The scene may actually be said to begin back at the brothel, where Marcel glimpses a figure he suspects is Saint-Loup rushing out the door, so rushed that he drops his prized croix de guerre. When Marcel finally arrives home after his adventures with Charlus, Francoise reports that Saint-Loup had stopped in, looking for his missing medal. What follows is a long comic passage featuring Francoise and the butler and their reflections on the war and assaults on the French language.

“Heavens above, Mother of God,” cried Francoise, “aren’t they satisfied to have conquered poor Belgium? She suffered enough, that one, at the time of her innovation.”

“I cannot understand how everybody can be so stupid. You will see, Francoise, they are preparing a new attack with wider scoop than all the others.”

…though he had once been a gardener at Combray and was a mere butler, he was nevertheless a good Frenchman according to the rule of Saint-Andre-des-Champs and possessed, by virtue of the Declaration of the Rights of Man, the right to use the pronunciation “scoop” in full independence and not to let himself be dictated to on a point which formed no part of his service and upon which in consequence, since the Revolution had made us all equals, he need listen to nobody. (VI,219-220)

A curious interlude follows, where the third “I” of the novel, the author (after the narrator and Marcel) speaks. He delivers a speech on true patriotism, illustrated by an account of a fictional family.

In this book in which there is not a single incident which is not fictitious, not a single character who is a real person in disguise, in which everything has been invented by me in accordance with the requirements of my theme, I owe it to the credit of my country to say that only the millionaire cousins of Francoise…are real people who exist. (VI,225)

This is Proust’s transition from the preceding comic pages to the announcement of the death of Saint-Loup, the most patriotic, brave character in the novel. Marcel is flooded with memories of his friend.
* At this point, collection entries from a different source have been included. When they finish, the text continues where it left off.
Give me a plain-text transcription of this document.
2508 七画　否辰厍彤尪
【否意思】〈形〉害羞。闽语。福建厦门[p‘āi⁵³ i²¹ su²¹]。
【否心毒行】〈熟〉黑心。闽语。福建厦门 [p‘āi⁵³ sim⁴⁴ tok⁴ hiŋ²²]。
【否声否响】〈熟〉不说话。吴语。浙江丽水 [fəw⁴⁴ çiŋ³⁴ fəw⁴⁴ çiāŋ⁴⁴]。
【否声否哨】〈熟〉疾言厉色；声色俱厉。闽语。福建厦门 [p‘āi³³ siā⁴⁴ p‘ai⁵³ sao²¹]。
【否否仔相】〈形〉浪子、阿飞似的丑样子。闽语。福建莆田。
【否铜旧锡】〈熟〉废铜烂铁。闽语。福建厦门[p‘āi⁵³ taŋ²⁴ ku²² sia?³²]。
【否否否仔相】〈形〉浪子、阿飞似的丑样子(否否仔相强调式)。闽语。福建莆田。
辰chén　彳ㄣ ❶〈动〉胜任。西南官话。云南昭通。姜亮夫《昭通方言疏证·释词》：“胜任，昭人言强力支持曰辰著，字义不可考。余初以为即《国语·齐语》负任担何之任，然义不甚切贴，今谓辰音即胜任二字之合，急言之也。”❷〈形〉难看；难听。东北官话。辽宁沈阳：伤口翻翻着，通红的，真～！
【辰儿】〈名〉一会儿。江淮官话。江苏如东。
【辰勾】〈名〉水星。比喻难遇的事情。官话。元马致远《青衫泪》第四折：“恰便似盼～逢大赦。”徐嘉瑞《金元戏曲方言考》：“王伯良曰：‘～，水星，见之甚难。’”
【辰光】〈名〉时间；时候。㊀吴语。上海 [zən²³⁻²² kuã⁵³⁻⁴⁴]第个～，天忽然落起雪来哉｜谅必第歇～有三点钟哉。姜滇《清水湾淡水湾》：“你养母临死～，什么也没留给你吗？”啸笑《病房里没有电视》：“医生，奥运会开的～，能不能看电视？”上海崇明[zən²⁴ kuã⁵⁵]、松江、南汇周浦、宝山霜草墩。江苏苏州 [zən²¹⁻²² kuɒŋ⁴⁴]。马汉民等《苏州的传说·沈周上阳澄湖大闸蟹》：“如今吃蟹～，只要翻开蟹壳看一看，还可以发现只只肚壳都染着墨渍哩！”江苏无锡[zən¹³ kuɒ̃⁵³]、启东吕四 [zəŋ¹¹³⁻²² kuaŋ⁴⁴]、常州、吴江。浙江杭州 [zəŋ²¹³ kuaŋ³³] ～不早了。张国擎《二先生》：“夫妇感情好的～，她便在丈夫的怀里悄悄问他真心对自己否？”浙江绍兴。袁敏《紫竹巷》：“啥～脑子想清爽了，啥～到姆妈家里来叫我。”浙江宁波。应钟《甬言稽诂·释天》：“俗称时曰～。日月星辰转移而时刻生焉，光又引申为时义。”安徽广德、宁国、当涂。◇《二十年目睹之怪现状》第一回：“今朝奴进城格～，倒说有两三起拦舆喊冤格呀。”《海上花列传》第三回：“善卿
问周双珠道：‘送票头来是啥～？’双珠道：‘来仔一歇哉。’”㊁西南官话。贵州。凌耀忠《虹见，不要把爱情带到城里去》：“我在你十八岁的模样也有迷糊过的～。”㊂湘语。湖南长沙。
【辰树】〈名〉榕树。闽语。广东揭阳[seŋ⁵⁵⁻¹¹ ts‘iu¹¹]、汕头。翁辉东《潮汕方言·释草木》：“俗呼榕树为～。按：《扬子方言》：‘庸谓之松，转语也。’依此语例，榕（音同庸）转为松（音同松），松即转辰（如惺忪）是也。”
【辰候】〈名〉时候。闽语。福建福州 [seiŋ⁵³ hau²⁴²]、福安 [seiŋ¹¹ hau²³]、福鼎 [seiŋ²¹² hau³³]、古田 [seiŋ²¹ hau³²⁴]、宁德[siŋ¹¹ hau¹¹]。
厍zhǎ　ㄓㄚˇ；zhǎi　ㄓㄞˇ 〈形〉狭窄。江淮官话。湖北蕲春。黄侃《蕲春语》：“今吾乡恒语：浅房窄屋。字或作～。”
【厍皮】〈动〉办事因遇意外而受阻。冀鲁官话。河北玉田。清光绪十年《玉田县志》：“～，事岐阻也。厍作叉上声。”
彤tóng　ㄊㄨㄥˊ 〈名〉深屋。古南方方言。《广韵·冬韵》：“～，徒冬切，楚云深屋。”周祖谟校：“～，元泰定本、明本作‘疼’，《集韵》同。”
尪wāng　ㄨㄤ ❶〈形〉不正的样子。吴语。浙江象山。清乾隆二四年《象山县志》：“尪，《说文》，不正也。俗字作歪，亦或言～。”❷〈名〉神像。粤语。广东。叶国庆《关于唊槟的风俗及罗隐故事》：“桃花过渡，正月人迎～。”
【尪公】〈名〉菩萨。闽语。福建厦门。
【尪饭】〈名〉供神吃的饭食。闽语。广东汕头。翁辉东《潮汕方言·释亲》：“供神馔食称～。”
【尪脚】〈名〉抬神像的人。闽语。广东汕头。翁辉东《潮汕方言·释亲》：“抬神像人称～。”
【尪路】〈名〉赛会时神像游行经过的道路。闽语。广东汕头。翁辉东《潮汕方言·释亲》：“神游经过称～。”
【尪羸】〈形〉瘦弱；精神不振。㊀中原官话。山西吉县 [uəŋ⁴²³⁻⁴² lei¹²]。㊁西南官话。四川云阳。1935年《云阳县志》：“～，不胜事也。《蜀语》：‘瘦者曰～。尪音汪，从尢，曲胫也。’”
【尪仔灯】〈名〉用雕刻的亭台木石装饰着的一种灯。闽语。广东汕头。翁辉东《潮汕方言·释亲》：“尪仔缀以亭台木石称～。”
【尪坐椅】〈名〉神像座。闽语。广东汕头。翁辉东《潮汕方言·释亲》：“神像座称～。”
For several days I remained shut up in my room, thinking of him. I recalled his arrival the first time at Balbec, when, in an almost white suit, with his eyes greenish and mobile like the waves, he had crossed the hall adjoining the great dining-room whose windows gave on the to the sea. (VI,227)

The narrative focus continues this roving path. Next we return to Francoise and her elaborate performance of grief. Then Marcel reflects again on Robert, this time remarking on his character, flawed though it might be. The Duchessse de Guermantes’s genuine grief is acknowledged, though not without placing it in context.

But then when I recall all the little malicious utterances, all the ill-natured refusals to help each other which this friendship had not excluded, I cannot help reflecting that in society a great friendship does not amount to much. (VI,234)

In the final passage of this scene, we read a little story featuring Morel and a fresh example of his vile behavior, yet who seems to be indirectly redeemed by Saint-Loup when he is sent to the front lines and fights bravely.

This passage on the death of Saint-Loup cannot easily be defined as tragic or comic. It is quintessential Proust, a composition that circles a central theme, developing it through many sets of eyes and multiple emotional and psychological levels.